Autre possibilité : la diminution de la participation pourrait s'expliquer en partie par le fait que les campagnes électorales ne se déroulent plus de la même façon. Certaines études ont révélé que la sollicitation traditionnelle par le porte-à-porte a une grande incidence sur le taux de participation (Carty et Eagles, 2006; Green et coll., 2003; Pattie et coll., 1994). Il semble, de toute évidence, qu'il soit de moins en moins fréquent que les candidats entrent directement en contact avec les électeurs puisque les partis s'adressent surtout aux médias (Denver et coll., 2003). Ce changement a pu entraîner une diminution de la participation, mais on ne sait pas exactement pourquoi il affecterait davantage les jeunes que les personnes plus âgées.

Dans le même ordre d'idées, la diminution de la participation est peut-être accentuée par le caractère négatif croissant des campagnes électorales. Cependant, encore une fois, il s'agit d'une hypothèse douteuse. D'une part, aucune étude n'aurait documenté cette tendance négative de façon rigoureuse. D'autre part, il est important de souligner que le lien entre les campagnes négatives et une faible participation est loin d'être évident (pour des conclusions et des constatations contradictoires, voir Ansolabehere et coll., 1999; Geer, 2006; Lau et Pomper, 2001). Enfin, même s'il existait bel et bien un lien, il faudrait expliquer pourquoi des publicités négatives semblent réduire la participation seulement chez les jeunes.

Il n'y a donc aucune donnée permettant de conclure que la diminution de la participation chez les jeunes est attribuable à une évolution du contexte électoral. L'explication la plus plausible est donc celle selon laquelle la diminution de la participation chez les jeunes est attribuable à des changements qui touchent les jeunes citoyens. Il s'agit, évidemment, de déterminer les changements spécifiques qui ont entraîné une diminution de la participation. Il y a, encore une fois, deux possibilités : des changements sociodémographiques ou des changements d'attitude.

La première possibilité est liée à des changements dans le cycle de vie.

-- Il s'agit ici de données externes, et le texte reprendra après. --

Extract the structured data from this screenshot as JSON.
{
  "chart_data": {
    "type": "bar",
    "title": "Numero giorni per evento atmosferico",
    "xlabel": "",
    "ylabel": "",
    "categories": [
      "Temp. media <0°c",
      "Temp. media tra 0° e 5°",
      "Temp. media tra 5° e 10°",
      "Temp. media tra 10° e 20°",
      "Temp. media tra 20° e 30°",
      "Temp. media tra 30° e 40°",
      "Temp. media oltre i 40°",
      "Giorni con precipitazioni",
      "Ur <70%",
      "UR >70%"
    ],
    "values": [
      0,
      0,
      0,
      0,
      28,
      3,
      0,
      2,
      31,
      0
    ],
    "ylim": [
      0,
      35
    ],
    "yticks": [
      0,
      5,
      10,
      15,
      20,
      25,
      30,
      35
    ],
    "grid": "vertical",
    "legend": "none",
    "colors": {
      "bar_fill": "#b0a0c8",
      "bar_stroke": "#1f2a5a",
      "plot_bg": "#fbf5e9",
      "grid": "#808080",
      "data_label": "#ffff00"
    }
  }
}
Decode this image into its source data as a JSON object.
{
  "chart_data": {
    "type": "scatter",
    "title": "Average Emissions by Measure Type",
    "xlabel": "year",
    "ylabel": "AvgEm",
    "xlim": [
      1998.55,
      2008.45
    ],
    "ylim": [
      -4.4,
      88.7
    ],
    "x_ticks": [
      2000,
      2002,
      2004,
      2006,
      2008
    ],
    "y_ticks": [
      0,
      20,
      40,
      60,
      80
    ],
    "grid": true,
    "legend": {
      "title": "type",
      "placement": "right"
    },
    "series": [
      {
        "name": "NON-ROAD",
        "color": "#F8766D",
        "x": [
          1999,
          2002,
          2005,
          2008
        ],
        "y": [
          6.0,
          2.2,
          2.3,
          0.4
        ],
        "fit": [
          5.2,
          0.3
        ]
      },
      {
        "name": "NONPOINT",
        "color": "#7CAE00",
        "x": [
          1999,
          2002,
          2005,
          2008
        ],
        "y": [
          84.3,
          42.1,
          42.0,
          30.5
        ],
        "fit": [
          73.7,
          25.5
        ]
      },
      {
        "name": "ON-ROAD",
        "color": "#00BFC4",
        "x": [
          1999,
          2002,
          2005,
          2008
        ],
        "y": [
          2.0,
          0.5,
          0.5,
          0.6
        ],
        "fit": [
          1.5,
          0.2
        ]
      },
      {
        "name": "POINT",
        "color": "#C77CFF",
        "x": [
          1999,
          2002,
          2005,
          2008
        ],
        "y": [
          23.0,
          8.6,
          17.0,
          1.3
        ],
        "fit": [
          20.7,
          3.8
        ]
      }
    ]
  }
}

Nous savons depuis longtemps que le taux de participation augmente à mesure que les gens vieillissent (Wolfinger et Rosenstone, 1980). Selon l'interprétation habituelle, quand les gens se marient, ont des enfants, achètent une maison et s'établissent au sein d'une collectivité, ils sont plus susceptibles de voter. Les gens sont davantage intégrés au sein de leur milieu, ils sont plus susceptibles de faire partie de groupes, et ils vont plus ou moins naturellement voter lors d'élections. C'était le cas dans les années 60 et 70, et c'est toujours le cas aujourd'hui (voir Goerres, 2007). Ce qui a changé, cependant, c'est que l'écart entre les jeunes et leurs aînés est plus important. Il se peut que les gens aient aujourd'hui besoin de plus de temps pour atteindre une certaine « maturité ». Les gens se marient, ont des enfants et achètent une maison à un âge plus avancé, ce qui signifie qu'il leur faut plus de temps pour s'engager dans leur milieu. Cette conclusion signifie que nous ne devrions pas trop nous inquiéter de la diminution récente de la participation chez les jeunes puisque ceux-ci finiront bien par se rattrapernote 19.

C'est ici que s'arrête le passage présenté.